Et je voyais la jeunesse comme un fleuve, un libre confluent, un flot durablement commun dont j’avais été exclu, en même temps que tous les autres élèves, en entrant à l’internat. C’est un temps perdu qu’il n’était plus possible de rattraper. Il me manquait quelque chose, quelque chose de décisif pour la vie et qui me manquerait toujours. Comme bien d’autres de mes contemporains du village, j’avais un membre en moins ; mais il ne m’avait pas été arraché, comme un pied ou une main, il n’avait tout simplement pas pu se former, et ce n’était pas seulement une extrémité, comme on dit, mais un organe auquel rien ne pouvait suppléer. Mon infirmité était de ne plus pouvoir rien faire avec les autres : ni agir ni parler avec eux. C’était comme si je m’étais échoué, invalide, et que le courant qui n’avait apporté que moi se fût écoulé pour toujours. Je savais que j’avais besoin de la jeunesse, pour tout ce qui allait suivre ; l’avoir désormais manquée sans retour me rendait incapable de mouvement, provoquait même parfois, surtout dans la société des gens de mon âge, qui était pourtant celle qu’il me fallait, une crampe d’immobilisation intérieure très douloureuse qui me faisait jurer envers les responsables de ma paralysie – car ils existaient ! – une haine inexpiable.

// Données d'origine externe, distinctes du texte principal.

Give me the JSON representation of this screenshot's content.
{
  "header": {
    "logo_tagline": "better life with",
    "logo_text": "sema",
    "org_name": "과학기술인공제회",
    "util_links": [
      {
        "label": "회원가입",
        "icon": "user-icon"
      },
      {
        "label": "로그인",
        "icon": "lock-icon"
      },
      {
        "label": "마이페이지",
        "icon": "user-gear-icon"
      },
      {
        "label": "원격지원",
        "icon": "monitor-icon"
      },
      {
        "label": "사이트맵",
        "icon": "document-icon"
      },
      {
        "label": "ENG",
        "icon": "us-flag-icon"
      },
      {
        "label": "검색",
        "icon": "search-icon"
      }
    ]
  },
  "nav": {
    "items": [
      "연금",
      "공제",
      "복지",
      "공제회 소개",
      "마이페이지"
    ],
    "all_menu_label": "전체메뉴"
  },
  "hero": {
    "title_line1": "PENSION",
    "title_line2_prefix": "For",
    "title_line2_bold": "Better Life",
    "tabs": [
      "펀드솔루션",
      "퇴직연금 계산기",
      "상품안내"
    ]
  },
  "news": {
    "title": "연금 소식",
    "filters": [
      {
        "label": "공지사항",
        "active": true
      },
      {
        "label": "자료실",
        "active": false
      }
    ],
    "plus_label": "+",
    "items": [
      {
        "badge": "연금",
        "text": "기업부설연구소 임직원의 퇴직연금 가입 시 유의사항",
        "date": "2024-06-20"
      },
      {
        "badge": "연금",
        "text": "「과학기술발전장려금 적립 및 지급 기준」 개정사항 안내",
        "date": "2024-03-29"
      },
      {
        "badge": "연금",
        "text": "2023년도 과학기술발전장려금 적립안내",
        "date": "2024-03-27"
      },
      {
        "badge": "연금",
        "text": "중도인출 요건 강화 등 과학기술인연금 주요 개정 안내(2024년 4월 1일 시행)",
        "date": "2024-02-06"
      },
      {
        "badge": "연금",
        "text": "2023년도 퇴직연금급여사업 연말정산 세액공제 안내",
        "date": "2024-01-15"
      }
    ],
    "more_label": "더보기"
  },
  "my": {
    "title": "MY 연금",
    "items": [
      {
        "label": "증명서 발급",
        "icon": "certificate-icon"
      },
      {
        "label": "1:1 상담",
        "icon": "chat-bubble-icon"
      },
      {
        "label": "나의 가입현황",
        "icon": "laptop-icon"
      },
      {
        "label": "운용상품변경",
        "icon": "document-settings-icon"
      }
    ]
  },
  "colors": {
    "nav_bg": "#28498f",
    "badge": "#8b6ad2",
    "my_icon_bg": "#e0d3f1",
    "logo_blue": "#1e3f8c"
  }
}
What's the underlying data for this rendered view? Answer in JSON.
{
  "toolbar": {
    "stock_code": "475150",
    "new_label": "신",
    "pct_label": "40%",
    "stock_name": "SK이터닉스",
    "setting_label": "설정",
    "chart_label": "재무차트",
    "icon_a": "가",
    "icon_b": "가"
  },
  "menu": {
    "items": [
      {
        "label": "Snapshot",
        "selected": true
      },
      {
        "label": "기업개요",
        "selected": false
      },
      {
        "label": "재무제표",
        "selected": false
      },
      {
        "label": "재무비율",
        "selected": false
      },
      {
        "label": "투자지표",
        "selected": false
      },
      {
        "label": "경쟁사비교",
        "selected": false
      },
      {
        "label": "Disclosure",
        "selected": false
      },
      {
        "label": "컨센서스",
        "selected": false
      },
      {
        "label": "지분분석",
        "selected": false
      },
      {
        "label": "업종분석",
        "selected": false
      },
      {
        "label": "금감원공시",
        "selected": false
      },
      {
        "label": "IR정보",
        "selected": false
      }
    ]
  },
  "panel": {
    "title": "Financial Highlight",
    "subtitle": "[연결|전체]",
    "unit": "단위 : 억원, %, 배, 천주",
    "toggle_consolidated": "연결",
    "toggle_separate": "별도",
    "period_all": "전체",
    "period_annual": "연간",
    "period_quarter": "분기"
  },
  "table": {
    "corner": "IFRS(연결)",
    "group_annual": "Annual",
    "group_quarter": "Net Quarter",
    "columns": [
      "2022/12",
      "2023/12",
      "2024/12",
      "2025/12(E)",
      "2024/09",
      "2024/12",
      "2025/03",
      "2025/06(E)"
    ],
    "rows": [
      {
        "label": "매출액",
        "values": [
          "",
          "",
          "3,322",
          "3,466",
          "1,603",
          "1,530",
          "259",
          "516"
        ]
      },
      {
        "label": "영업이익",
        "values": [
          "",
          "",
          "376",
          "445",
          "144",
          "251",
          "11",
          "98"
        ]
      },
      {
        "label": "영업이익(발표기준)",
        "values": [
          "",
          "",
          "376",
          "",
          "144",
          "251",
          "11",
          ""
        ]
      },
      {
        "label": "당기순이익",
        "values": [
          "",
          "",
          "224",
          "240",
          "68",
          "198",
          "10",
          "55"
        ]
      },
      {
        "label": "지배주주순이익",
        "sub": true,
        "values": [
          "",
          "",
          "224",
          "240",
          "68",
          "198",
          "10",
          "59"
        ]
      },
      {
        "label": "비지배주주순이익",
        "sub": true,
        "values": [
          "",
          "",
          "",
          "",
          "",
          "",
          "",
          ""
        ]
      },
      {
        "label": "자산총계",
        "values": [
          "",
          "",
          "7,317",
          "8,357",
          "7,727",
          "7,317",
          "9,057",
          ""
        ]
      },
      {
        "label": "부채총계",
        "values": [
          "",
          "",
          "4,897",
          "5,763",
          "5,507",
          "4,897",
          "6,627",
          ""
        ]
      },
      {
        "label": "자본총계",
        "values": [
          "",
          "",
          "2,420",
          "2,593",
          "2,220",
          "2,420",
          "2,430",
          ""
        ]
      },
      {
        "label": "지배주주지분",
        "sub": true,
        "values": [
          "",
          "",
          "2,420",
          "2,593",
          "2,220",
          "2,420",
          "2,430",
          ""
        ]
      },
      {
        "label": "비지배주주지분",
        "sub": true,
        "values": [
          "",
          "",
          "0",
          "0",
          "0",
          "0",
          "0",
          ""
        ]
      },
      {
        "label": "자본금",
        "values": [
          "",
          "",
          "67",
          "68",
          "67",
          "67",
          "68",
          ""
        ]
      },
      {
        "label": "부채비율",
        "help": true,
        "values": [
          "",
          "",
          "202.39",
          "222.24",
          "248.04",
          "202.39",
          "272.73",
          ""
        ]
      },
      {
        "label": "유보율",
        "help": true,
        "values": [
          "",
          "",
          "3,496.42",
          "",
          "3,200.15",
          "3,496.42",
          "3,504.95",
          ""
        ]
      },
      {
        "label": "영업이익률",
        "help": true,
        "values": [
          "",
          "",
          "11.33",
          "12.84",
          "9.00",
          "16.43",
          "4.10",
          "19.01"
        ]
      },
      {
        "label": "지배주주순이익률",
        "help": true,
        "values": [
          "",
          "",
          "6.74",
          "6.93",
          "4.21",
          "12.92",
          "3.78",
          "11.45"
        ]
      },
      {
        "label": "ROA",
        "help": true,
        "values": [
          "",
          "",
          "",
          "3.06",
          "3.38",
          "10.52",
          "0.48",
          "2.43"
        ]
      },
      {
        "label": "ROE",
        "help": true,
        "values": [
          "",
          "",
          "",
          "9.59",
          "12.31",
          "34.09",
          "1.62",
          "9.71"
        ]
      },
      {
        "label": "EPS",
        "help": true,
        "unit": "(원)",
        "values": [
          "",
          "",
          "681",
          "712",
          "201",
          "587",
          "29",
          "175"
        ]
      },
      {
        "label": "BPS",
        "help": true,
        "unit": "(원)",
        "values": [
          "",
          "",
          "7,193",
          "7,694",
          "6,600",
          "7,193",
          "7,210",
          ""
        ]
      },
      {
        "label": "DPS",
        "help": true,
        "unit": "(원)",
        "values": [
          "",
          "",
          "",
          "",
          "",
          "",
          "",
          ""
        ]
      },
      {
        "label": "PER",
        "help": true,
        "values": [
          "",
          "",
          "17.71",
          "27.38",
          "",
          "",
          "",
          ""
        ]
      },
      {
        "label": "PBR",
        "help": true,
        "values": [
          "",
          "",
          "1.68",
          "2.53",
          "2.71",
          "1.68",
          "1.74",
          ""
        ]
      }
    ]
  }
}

Peter Handke, Le recommencement, Gallimard, p. 41.

Cécile Carret, 3 août 2013
cavernicole

Aveugle, nocturne, cavernicole, dotée d’un radar qui lui représente très précisément les obstacles, la chauve-souris tout au long de sa vie ne fait qu’éviter, esquiver, se dérober et disparaître – et même son cadavre ne sera jamais retrouvé. Or – vous pensez bien si je me suis renseigné –, elle ne prend ni apprenti ni stagiaire.

Éric Chevillard, « vendredi 7 février 2014 », L’autofictif. 🔗

Cécile Carret, 16 fév. 2014
film

Les grands moments d’une vie, les beaux, les forts, tiendraient sur une alléchante bande-annonce. Mais il faut se taper tout le film.